The Joys and Sorrows of a Foster Parenting ?
caring for foster children
Foster Parenting the Realities
My husband and I always wanted a fourth child. We decided adopting might be the best option. In speaking with the Department of Social Services we found out what a great need there was for foster parents. I knew a little about the subject already having met parents at work in the hospital. I was a registered nurse in the newborn nursery and knew the hospital often kept children longer than medically necessary while DSS was looking for foster parents.
Our home was inspected by DSS and the fire marshall. We had to have all the usual protective devices for our home including working fire extinguishers, fire alarms, etc. We were finger printed and had a SLED check run on us. We passed and were ready to go.
We had agreed to special needs infants since I worked in the newborn nursery. Little William had a SIDS (sudden infant death) monitor he wore around the clock. He had been born prematurely and weighed only 4lb 3 oz. and was therefore at a higher risk of developing heart problems and or stopping breathing.
We took turns getting up through the night with William and our first experience in foster parenting was a joy. What we thought was going to be a short placement went into months as we later found was often the case.
The hardest part was giving him love ,which came naturally ,while trying not to get attached. My son especially enjoyed spending time with William. He was only 8 years old at the time. There were frequent trips to the health clinic for well baby checks and immunizations. We were given a small allowance for clothes and diapers and food stamps for formula, although I did not like using them.
William's biological father lived in the Northeast and we lived in the South. It became apparent after a couple of months that his father definitely wanted full custody. There was still the wait for William's mother to relinquish all parental rights and for him to gain enough weight to be placed with his Dad.
After 8 months (yes 8) it was finally time for William to go home. His paternal grandparents, aunts, uncles, cousins and father all loaded into a minivan and made the long trip to our home.
As difficult as it was to let go of Jack we were so happy for his father, Joe. The family had dinner with us and spent much of the afternoon in our home. Both Jack's father and grandfather were teachers. Joe was a kindergarten teacher. The entire family was so happy to finally meet him. Jack had doubled his weight and was close to 10 lbs.

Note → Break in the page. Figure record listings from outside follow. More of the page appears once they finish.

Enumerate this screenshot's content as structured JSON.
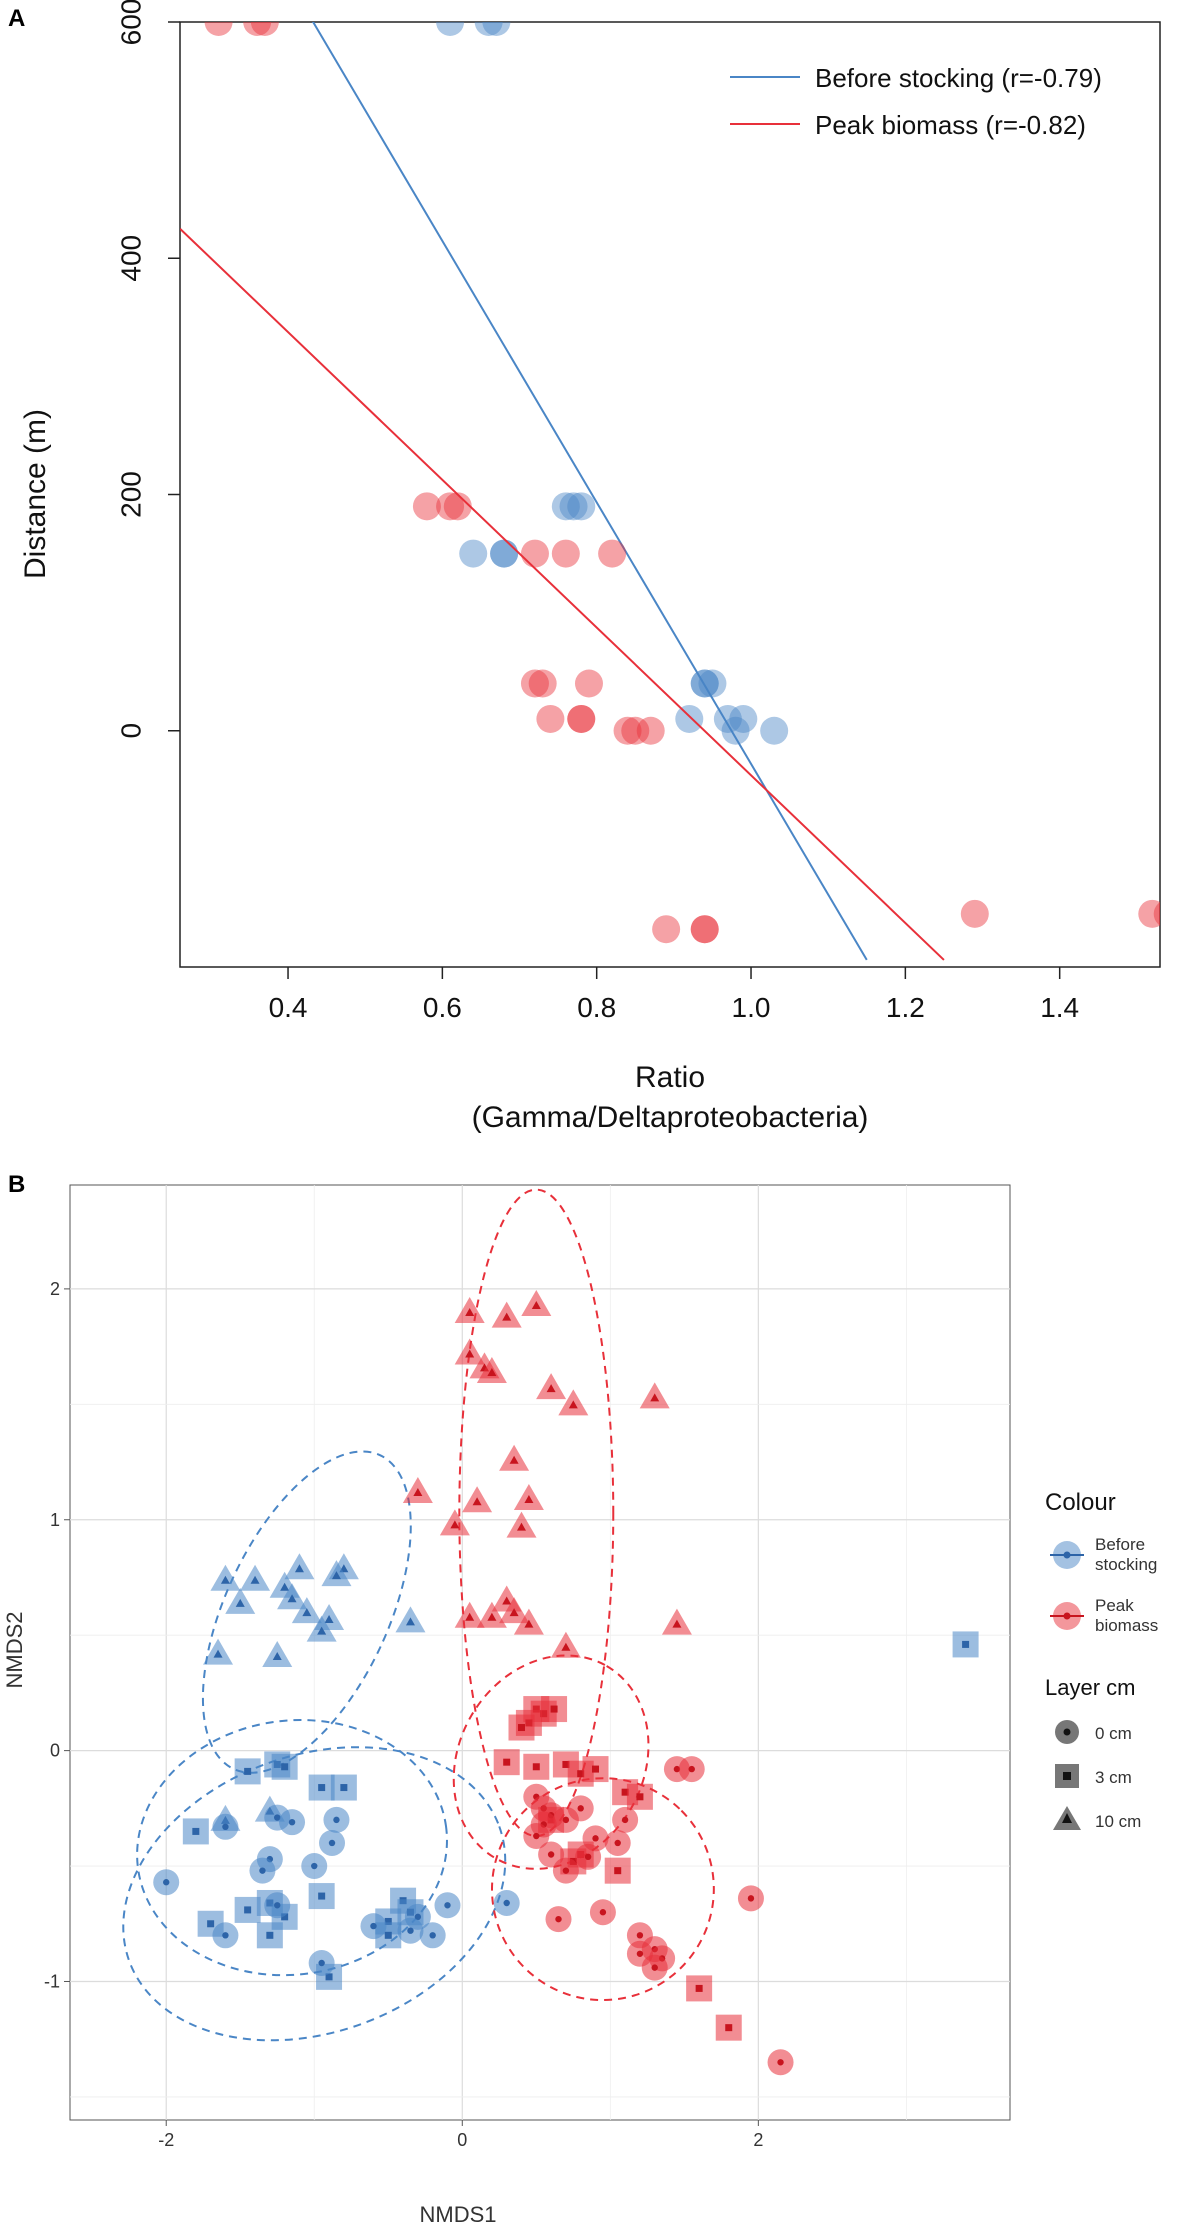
{
  "chart_data": [
    {
      "panel": "A",
      "type": "scatter",
      "title": "",
      "xlabel": "Ratio",
      "xlabel2": "(Gamma/Deltaproteobacteria)",
      "ylabel": "Distance (m)",
      "xlim": [
        0.26,
        1.53
      ],
      "ylim": [
        -200,
        600
      ],
      "xticks": [
        "0.4",
        "0.6",
        "0.8",
        "1.0",
        "1.2",
        "1.4"
      ],
      "yticks": [
        "0",
        "200",
        "400",
        "600"
      ],
      "colors": {
        "before": "#4a86c6",
        "peak": "#e8303a"
      },
      "legend": [
        "Before stocking (r=-0.79)",
        "Peak biomass (r=-0.82)"
      ],
      "series": [
        {
          "name": "Before stocking",
          "color": "#4a86c6",
          "line": {
            "x1": 0.4,
            "y1": 636,
            "x2": 1.15,
            "y2": -194
          },
          "points": [
            [
              0.61,
              600
            ],
            [
              0.66,
              600
            ],
            [
              0.67,
              600
            ],
            [
              0.77,
              190
            ],
            [
              0.78,
              190
            ],
            [
              0.76,
              190
            ],
            [
              0.64,
              150
            ],
            [
              0.68,
              150
            ],
            [
              0.68,
              150
            ],
            [
              0.94,
              40
            ],
            [
              0.95,
              40
            ],
            [
              0.94,
              40
            ],
            [
              0.92,
              10
            ],
            [
              0.97,
              10
            ],
            [
              0.99,
              10
            ],
            [
              0.98,
              0
            ],
            [
              1.03,
              0
            ]
          ]
        },
        {
          "name": "Peak biomass",
          "color": "#e8303a",
          "line": {
            "x1": 0.26,
            "y1": 425,
            "x2": 1.25,
            "y2": -194
          },
          "points": [
            [
              0.31,
              600
            ],
            [
              0.36,
              600
            ],
            [
              0.37,
              600
            ],
            [
              0.58,
              190
            ],
            [
              0.61,
              190
            ],
            [
              0.62,
              190
            ],
            [
              0.72,
              150
            ],
            [
              0.76,
              150
            ],
            [
              0.82,
              150
            ],
            [
              0.72,
              40
            ],
            [
              0.73,
              40
            ],
            [
              0.79,
              40
            ],
            [
              0.74,
              10
            ],
            [
              0.78,
              10
            ],
            [
              0.78,
              10
            ],
            [
              0.84,
              0
            ],
            [
              0.85,
              0
            ],
            [
              0.87,
              0
            ],
            [
              0.89,
              -168
            ],
            [
              0.94,
              -168
            ],
            [
              0.94,
              -168
            ],
            [
              1.29,
              -155
            ],
            [
              1.52,
              -155
            ],
            [
              1.54,
              -155
            ]
          ]
        }
      ]
    },
    {
      "panel": "B",
      "type": "scatter",
      "title": "",
      "xlabel": "NMDS1",
      "ylabel": "NMDS2",
      "xlim": [
        -2.65,
        3.7
      ],
      "ylim": [
        -1.6,
        2.45
      ],
      "xticks": [
        "-2",
        "0",
        "2"
      ],
      "yticks": [
        "-1",
        "0",
        "1",
        "2"
      ],
      "legend_colour_title": "Colour",
      "legend_colour": [
        {
          "label1": "Before",
          "label2": "stocking",
          "color": "#4a86c6"
        },
        {
          "label1": "Peak",
          "label2": "biomass",
          "color": "#e8303a"
        }
      ],
      "legend_layer_title": "Layer  cm",
      "legend_layer": [
        "0 cm",
        "3 cm",
        "10 cm"
      ],
      "ellipses": [
        {
          "group": "before-0cm",
          "color": "#4a86c6",
          "cx": -1.0,
          "cy": -0.62,
          "rx": 1.33,
          "ry": 0.6,
          "angle": 20
        },
        {
          "group": "before-3cm",
          "color": "#4a86c6",
          "cx": -1.15,
          "cy": -0.42,
          "rx": 1.05,
          "ry": 0.55,
          "angle": 8
        },
        {
          "group": "before-10cm",
          "color": "#4a86c6",
          "cx": -1.05,
          "cy": 0.6,
          "rx": 0.55,
          "ry": 0.75,
          "angle": -25
        },
        {
          "group": "peak-10cm",
          "color": "#e8303a",
          "cx": 0.5,
          "cy": 1.03,
          "rx": 0.52,
          "ry": 1.4,
          "angle": 0
        },
        {
          "group": "peak-0cm",
          "color": "#e8303a",
          "cx": 0.95,
          "cy": -0.6,
          "rx": 0.75,
          "ry": 0.48,
          "angle": 45
        },
        {
          "group": "peak-3cm",
          "color": "#e8303a",
          "cx": 0.6,
          "cy": -0.05,
          "rx": 0.75,
          "ry": 0.4,
          "angle": 60
        }
      ],
      "series": [
        {
          "name": "Before stocking - 10 cm",
          "color": "#4a86c6",
          "shape": "triangle",
          "points": [
            [
              -1.6,
              0.74
            ],
            [
              -1.4,
              0.74
            ],
            [
              -1.5,
              0.64
            ],
            [
              -1.2,
              0.71
            ],
            [
              -1.1,
              0.79
            ],
            [
              -1.15,
              0.66
            ],
            [
              -1.05,
              0.6
            ],
            [
              -0.9,
              0.57
            ],
            [
              -0.8,
              0.79
            ],
            [
              -0.85,
              0.76
            ],
            [
              -0.95,
              0.52
            ],
            [
              -1.65,
              0.42
            ],
            [
              -1.25,
              0.41
            ],
            [
              -0.35,
              0.56
            ],
            [
              -1.6,
              -0.3
            ],
            [
              -1.3,
              -0.26
            ]
          ]
        },
        {
          "name": "Before stocking - 3 cm",
          "color": "#4a86c6",
          "shape": "square",
          "points": [
            [
              -1.45,
              -0.09
            ],
            [
              -1.25,
              -0.06
            ],
            [
              -1.2,
              -0.07
            ],
            [
              -0.95,
              -0.16
            ],
            [
              -0.8,
              -0.16
            ],
            [
              -1.8,
              -0.35
            ],
            [
              -1.7,
              -0.75
            ],
            [
              -1.45,
              -0.69
            ],
            [
              -1.3,
              -0.66
            ],
            [
              -1.2,
              -0.72
            ],
            [
              -1.3,
              -0.8
            ],
            [
              -0.95,
              -0.63
            ],
            [
              -0.9,
              -0.98
            ],
            [
              -0.5,
              -0.74
            ],
            [
              -0.4,
              -0.65
            ],
            [
              -0.35,
              -0.7
            ],
            [
              -0.5,
              -0.8
            ],
            [
              3.4,
              0.46
            ]
          ]
        },
        {
          "name": "Before stocking - 0 cm",
          "color": "#4a86c6",
          "shape": "circle",
          "points": [
            [
              -2.0,
              -0.57
            ],
            [
              -1.6,
              -0.33
            ],
            [
              -1.3,
              -0.47
            ],
            [
              -1.25,
              -0.29
            ],
            [
              -1.15,
              -0.31
            ],
            [
              -0.85,
              -0.3
            ],
            [
              -0.88,
              -0.4
            ],
            [
              -1.0,
              -0.5
            ],
            [
              -1.35,
              -0.52
            ],
            [
              -1.25,
              -0.67
            ],
            [
              -1.6,
              -0.8
            ],
            [
              -0.95,
              -0.92
            ],
            [
              -0.6,
              -0.76
            ],
            [
              -0.3,
              -0.72
            ],
            [
              -0.2,
              -0.8
            ],
            [
              -0.1,
              -0.67
            ],
            [
              0.3,
              -0.66
            ],
            [
              -0.35,
              -0.78
            ]
          ]
        },
        {
          "name": "Peak biomass - 10 cm",
          "color": "#e8303a",
          "shape": "triangle",
          "points": [
            [
              0.05,
              1.9
            ],
            [
              0.3,
              1.88
            ],
            [
              0.5,
              1.93
            ],
            [
              0.05,
              1.72
            ],
            [
              0.15,
              1.66
            ],
            [
              0.2,
              1.64
            ],
            [
              0.6,
              1.57
            ],
            [
              0.75,
              1.5
            ],
            [
              1.3,
              1.53
            ],
            [
              0.35,
              1.26
            ],
            [
              -0.3,
              1.12
            ],
            [
              0.1,
              1.08
            ],
            [
              0.45,
              1.09
            ],
            [
              -0.05,
              0.98
            ],
            [
              0.4,
              0.97
            ],
            [
              0.3,
              0.65
            ],
            [
              0.35,
              0.6
            ],
            [
              0.2,
              0.58
            ],
            [
              0.05,
              0.58
            ],
            [
              0.45,
              0.55
            ],
            [
              0.7,
              0.45
            ],
            [
              1.45,
              0.55
            ]
          ]
        },
        {
          "name": "Peak biomass - 3 cm",
          "color": "#e8303a",
          "shape": "square",
          "points": [
            [
              0.5,
              0.18
            ],
            [
              0.55,
              0.16
            ],
            [
              0.62,
              0.18
            ],
            [
              0.45,
              0.12
            ],
            [
              0.4,
              0.1
            ],
            [
              0.3,
              -0.05
            ],
            [
              0.5,
              -0.07
            ],
            [
              0.7,
              -0.06
            ],
            [
              0.8,
              -0.1
            ],
            [
              0.9,
              -0.08
            ],
            [
              1.1,
              -0.18
            ],
            [
              1.2,
              -0.2
            ],
            [
              0.6,
              -0.3
            ],
            [
              0.8,
              -0.45
            ],
            [
              0.75,
              -0.48
            ],
            [
              1.05,
              -0.52
            ],
            [
              1.6,
              -1.03
            ],
            [
              1.8,
              -1.2
            ]
          ]
        },
        {
          "name": "Peak biomass - 0 cm",
          "color": "#e8303a",
          "shape": "circle",
          "points": [
            [
              0.5,
              -0.2
            ],
            [
              0.55,
              -0.25
            ],
            [
              0.6,
              -0.28
            ],
            [
              0.55,
              -0.32
            ],
            [
              0.7,
              -0.3
            ],
            [
              0.5,
              -0.37
            ],
            [
              0.8,
              -0.25
            ],
            [
              0.9,
              -0.38
            ],
            [
              1.1,
              -0.3
            ],
            [
              1.05,
              -0.4
            ],
            [
              0.85,
              -0.46
            ],
            [
              0.6,
              -0.45
            ],
            [
              0.7,
              -0.52
            ],
            [
              1.45,
              -0.08
            ],
            [
              1.55,
              -0.08
            ],
            [
              0.65,
              -0.73
            ],
            [
              0.95,
              -0.7
            ],
            [
              1.2,
              -0.8
            ],
            [
              1.3,
              -0.86
            ],
            [
              1.35,
              -0.9
            ],
            [
              1.2,
              -0.88
            ],
            [
              1.3,
              -0.94
            ],
            [
              1.95,
              -0.64
            ],
            [
              2.15,
              -1.35
            ]
          ]
        }
      ]
    }
  ]
}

It was finally time to say goodbye . We tearfully put him Joe's arms and sent any clothes I had purchased that still fit. As they left I could only wonder what our future foster parenting might hold. In one year we received a card and picture of William at 18 months of age. This was one of our best parenting experiences. I may will never see William again and he may never know about me but maybe somehow my family and I made a little difference in helping this little guy get a good start on life.